Like in Trelawny, Tomlinson said not every affiliate in Westmoreland voted for the change, but the majority carried, as he blasted the present system saying, “as a country we have been playing a Premier League for more than 50 years and it still consists of majority teams from Kingston and St Andrew.”
He argued that the second-tier competition would give teams from more parish associations a chance to play in a professional league.
“I think that would be an ideal opportunity for us to have a national football competition which eventually in a year or two would serve a real purpose of a professional league,” said Tomlinson.
“That we have not forced the hands of the parish associations, which I think have the respective opportunity to change the nature of football in Jamaica, to garner financial support through private sector and the government, like the Institute of Sports and the SDF [Sports Development Foundation], to force them to at least assist parish associations to have one proper facility in each parish to accommodate the second- tier competition, is a disappointment.”
The competition, Tomlinson said, would have seen the “start of a proper professional programme where a club could be well-structured, assisted by a parish association who would have the responsibility to be fully in charge of youth competition from the age of 15 down. These players would filter through the school system into the club system which would be pro, major league and any other league that is being run in the parish to assist that professional club who would vie to stay in the competition over the years, failing to do so, then you would have another club from a respective parish. It would be more competitive, it would be more financially rewarding and it would be better for the national programme, and it would be better for all players and stakeholders in Jamaica to make it on the international scene.”

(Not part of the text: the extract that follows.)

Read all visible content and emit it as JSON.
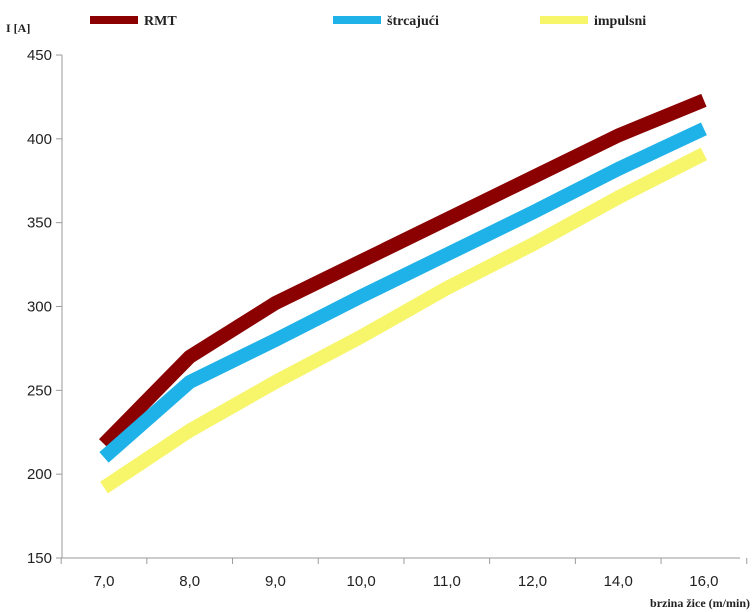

The benefits of a second professional league, Tomlinson further argued, would encompass the entire gamut, from the parish to the national teams.

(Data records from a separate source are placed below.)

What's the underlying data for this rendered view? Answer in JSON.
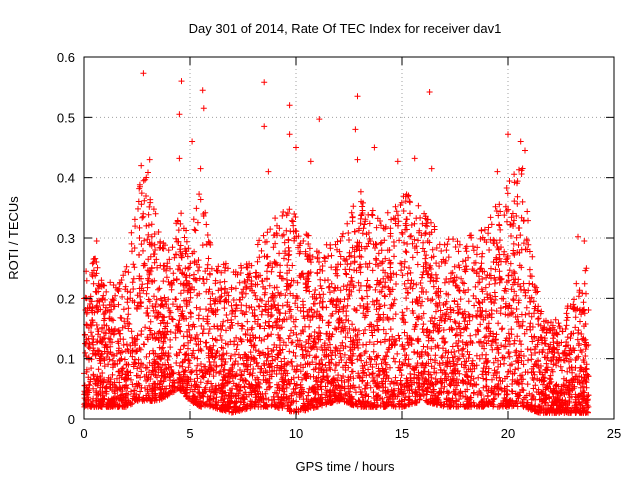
{
  "chart_data": {
    "type": "scatter",
    "title": "Day 301 of 2014, Rate Of TEC Index for receiver dav1",
    "xlabel": "GPS time / hours",
    "ylabel": "ROTI / TECUs",
    "xlim": [
      0,
      25
    ],
    "ylim": [
      0,
      0.6
    ],
    "xticks": [
      "0",
      "5",
      "10",
      "15",
      "20",
      "25"
    ],
    "yticks": [
      "0",
      "0.1",
      "0.2",
      "0.3",
      "0.4",
      "0.5",
      "0.6"
    ],
    "grid": true,
    "marker": "plus",
    "color": "#ff0000",
    "x_extent": [
      0,
      23.8
    ],
    "point_density_envelope": [
      {
        "x": 0.0,
        "ymin": 0.02,
        "ymax": 0.22
      },
      {
        "x": 0.5,
        "ymin": 0.02,
        "ymax": 0.27
      },
      {
        "x": 1.0,
        "ymin": 0.02,
        "ymax": 0.22
      },
      {
        "x": 2.0,
        "ymin": 0.02,
        "ymax": 0.25
      },
      {
        "x": 2.5,
        "ymin": 0.03,
        "ymax": 0.38
      },
      {
        "x": 3.0,
        "ymin": 0.03,
        "ymax": 0.42
      },
      {
        "x": 3.5,
        "ymin": 0.03,
        "ymax": 0.32
      },
      {
        "x": 4.0,
        "ymin": 0.04,
        "ymax": 0.28
      },
      {
        "x": 4.5,
        "ymin": 0.05,
        "ymax": 0.35
      },
      {
        "x": 5.0,
        "ymin": 0.03,
        "ymax": 0.3
      },
      {
        "x": 5.5,
        "ymin": 0.02,
        "ymax": 0.4
      },
      {
        "x": 6.0,
        "ymin": 0.02,
        "ymax": 0.28
      },
      {
        "x": 7.0,
        "ymin": 0.01,
        "ymax": 0.25
      },
      {
        "x": 8.0,
        "ymin": 0.02,
        "ymax": 0.28
      },
      {
        "x": 9.0,
        "ymin": 0.02,
        "ymax": 0.35
      },
      {
        "x": 10.0,
        "ymin": 0.01,
        "ymax": 0.35
      },
      {
        "x": 11.0,
        "ymin": 0.02,
        "ymax": 0.28
      },
      {
        "x": 12.0,
        "ymin": 0.03,
        "ymax": 0.3
      },
      {
        "x": 13.0,
        "ymin": 0.02,
        "ymax": 0.38
      },
      {
        "x": 14.0,
        "ymin": 0.02,
        "ymax": 0.33
      },
      {
        "x": 15.0,
        "ymin": 0.02,
        "ymax": 0.38
      },
      {
        "x": 16.0,
        "ymin": 0.03,
        "ymax": 0.35
      },
      {
        "x": 17.0,
        "ymin": 0.02,
        "ymax": 0.3
      },
      {
        "x": 18.0,
        "ymin": 0.02,
        "ymax": 0.3
      },
      {
        "x": 19.0,
        "ymin": 0.02,
        "ymax": 0.32
      },
      {
        "x": 20.0,
        "ymin": 0.02,
        "ymax": 0.4
      },
      {
        "x": 20.7,
        "ymin": 0.02,
        "ymax": 0.42
      },
      {
        "x": 21.5,
        "ymin": 0.01,
        "ymax": 0.18
      },
      {
        "x": 22.5,
        "ymin": 0.01,
        "ymax": 0.16
      },
      {
        "x": 23.5,
        "ymin": 0.01,
        "ymax": 0.25
      }
    ],
    "notable_points": [
      {
        "x": 2.8,
        "y": 0.573
      },
      {
        "x": 4.6,
        "y": 0.56
      },
      {
        "x": 8.5,
        "y": 0.558
      },
      {
        "x": 5.6,
        "y": 0.545
      },
      {
        "x": 16.3,
        "y": 0.542
      },
      {
        "x": 12.9,
        "y": 0.535
      },
      {
        "x": 9.7,
        "y": 0.52
      },
      {
        "x": 5.65,
        "y": 0.515
      },
      {
        "x": 4.5,
        "y": 0.505
      },
      {
        "x": 11.1,
        "y": 0.497
      },
      {
        "x": 8.5,
        "y": 0.485
      },
      {
        "x": 12.8,
        "y": 0.48
      },
      {
        "x": 20.0,
        "y": 0.472
      },
      {
        "x": 9.7,
        "y": 0.472
      },
      {
        "x": 20.6,
        "y": 0.46
      },
      {
        "x": 5.1,
        "y": 0.46
      },
      {
        "x": 10.0,
        "y": 0.45
      },
      {
        "x": 13.7,
        "y": 0.45
      },
      {
        "x": 20.8,
        "y": 0.445
      },
      {
        "x": 4.5,
        "y": 0.432
      },
      {
        "x": 12.9,
        "y": 0.43
      },
      {
        "x": 3.1,
        "y": 0.43
      },
      {
        "x": 10.7,
        "y": 0.427
      },
      {
        "x": 14.8,
        "y": 0.427
      },
      {
        "x": 15.6,
        "y": 0.432
      },
      {
        "x": 2.7,
        "y": 0.42
      },
      {
        "x": 5.5,
        "y": 0.415
      },
      {
        "x": 8.7,
        "y": 0.41
      },
      {
        "x": 19.5,
        "y": 0.41
      },
      {
        "x": 16.4,
        "y": 0.415
      },
      {
        "x": 23.3,
        "y": 0.302
      },
      {
        "x": 23.6,
        "y": 0.295
      },
      {
        "x": 23.7,
        "y": 0.25
      },
      {
        "x": 0.6,
        "y": 0.295
      },
      {
        "x": 0.1,
        "y": 0.245
      }
    ]
  }
}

“There would be at least one properly structured club in each parish and also it would force the other clubs to be more structured, more readily prepared, and it would also help to eliminate some of the not so properly structured clubs from the system,” he claimed.

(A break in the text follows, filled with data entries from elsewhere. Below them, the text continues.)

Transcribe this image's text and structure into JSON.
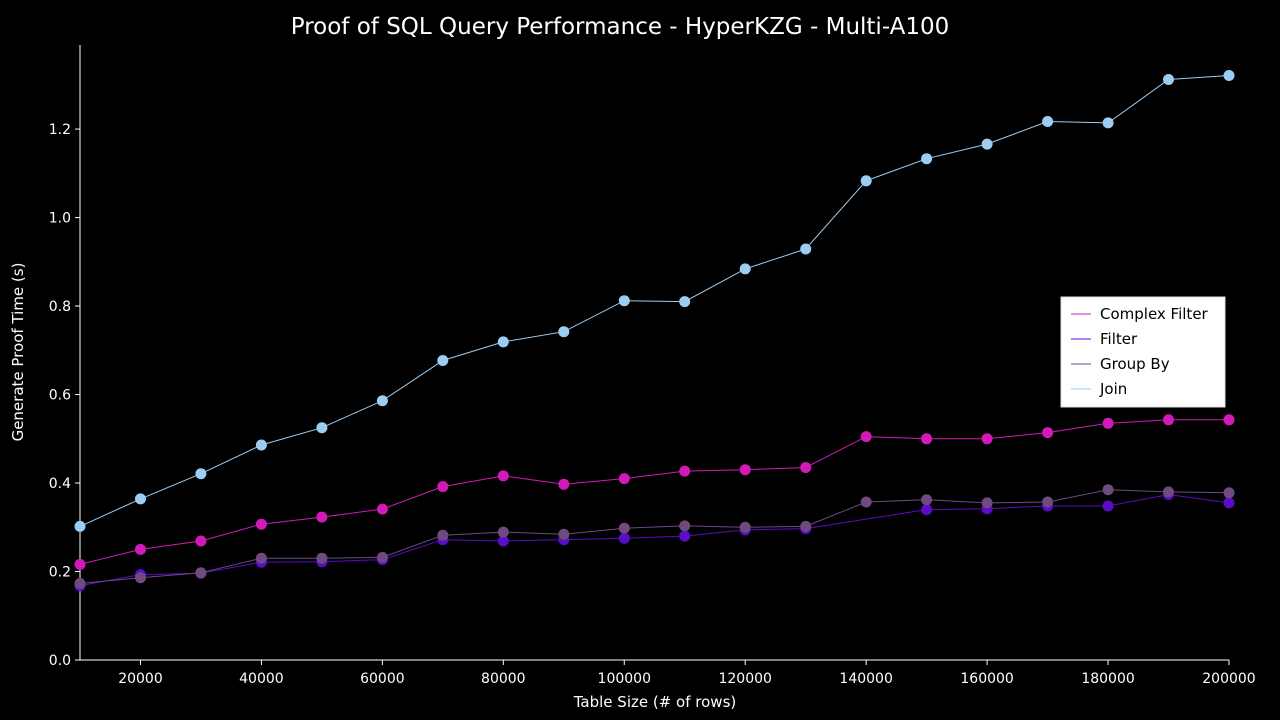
{
  "chart_data": {
    "type": "line",
    "title": "Proof of SQL Query Performance - HyperKZG - Multi-A100",
    "xlabel": "Table Size (# of rows)",
    "ylabel": "Generate Proof Time (s)",
    "xlim": [
      10000,
      200000
    ],
    "ylim": [
      0,
      1.39
    ],
    "x_ticks": [
      20000,
      40000,
      60000,
      80000,
      100000,
      120000,
      140000,
      160000,
      180000,
      200000
    ],
    "x_tick_labels": [
      "20000",
      "40000",
      "60000",
      "80000",
      "100000",
      "120000",
      "140000",
      "160000",
      "180000",
      "200000"
    ],
    "y_ticks": [
      0.0,
      0.2,
      0.4,
      0.6,
      0.8,
      1.0,
      1.2
    ],
    "y_tick_labels": [
      "0.0",
      "0.2",
      "0.4",
      "0.6",
      "0.8",
      "1.0",
      "1.2"
    ],
    "grid": false,
    "legend_position": "center-right",
    "background": "#000000",
    "x": [
      10000,
      20000,
      30000,
      40000,
      50000,
      60000,
      70000,
      80000,
      90000,
      100000,
      110000,
      120000,
      130000,
      140000,
      150000,
      160000,
      170000,
      180000,
      190000,
      200000
    ],
    "series": [
      {
        "name": "Complex Filter",
        "color": "#d11ab8",
        "values": [
          0.216,
          0.25,
          0.269,
          0.307,
          0.323,
          0.341,
          0.392,
          0.416,
          0.397,
          0.41,
          0.427,
          0.43,
          0.435,
          0.505,
          0.5,
          0.5,
          0.514,
          0.535,
          0.543,
          0.543
        ]
      },
      {
        "name": "Filter",
        "color": "#5a0cc8",
        "values": [
          0.168,
          0.193,
          0.196,
          0.221,
          0.222,
          0.227,
          0.272,
          0.269,
          0.272,
          0.275,
          0.28,
          0.294,
          0.297,
          null,
          0.34,
          0.342,
          0.348,
          0.348,
          0.374,
          0.355
        ]
      },
      {
        "name": "Group By",
        "color": "#6e4a7e",
        "values": [
          0.173,
          0.186,
          0.197,
          0.23,
          0.23,
          0.232,
          0.282,
          0.289,
          0.284,
          0.298,
          0.303,
          0.3,
          0.302,
          0.357,
          0.362,
          0.355,
          0.357,
          0.385,
          0.38,
          0.378
        ]
      },
      {
        "name": "Join",
        "color": "#9ecdf2",
        "values": [
          0.302,
          0.364,
          0.421,
          0.486,
          0.525,
          0.586,
          0.677,
          0.719,
          0.742,
          0.812,
          0.81,
          0.884,
          0.929,
          1.083,
          1.133,
          1.166,
          1.217,
          1.214,
          1.312,
          1.321
        ]
      }
    ]
  }
}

“Hence, it would mean better players would be in more structured systems rather than having them spread all across the parishes participating in all these leagues, it would bring them together...better administrators would be involved.”
On the other hand, Tomlinson argued that Jamaica's football product would be further harmed “if we continue on the path we are presently on as what we have now is that we have a lot of these so-called clubs playing in the Super League and major leagues, they are not properly coached, no proper structure or facility.”
To continue on that path, Tomlinson stressed, “we would be wasting the little resources that we have, and we would not be able to compete with other more developed countries.
“ I think if we understand how to invest and spend the little that we have more wisely in a more confined way with a real purpose of restructuring, then I think football will be better in a few years, not immediately, but the process would have started in the right and proper way,” he reasoned.
Samuels argued that the time to make the move to develop the country's football is now, not next year.
“If we intend to develop the country's football we need to do it now. This will give the lesser parishes the opportunity to compete at a higher level which means players will be exposed to more competitive football at the national level,” he said.
“Also, clubs will be exposed to proper management structure and will now view the sport from a business perspective. Football will now be seen and viewed with a level of seriousness, which will allow us to be more competitive and organised on the world stage.”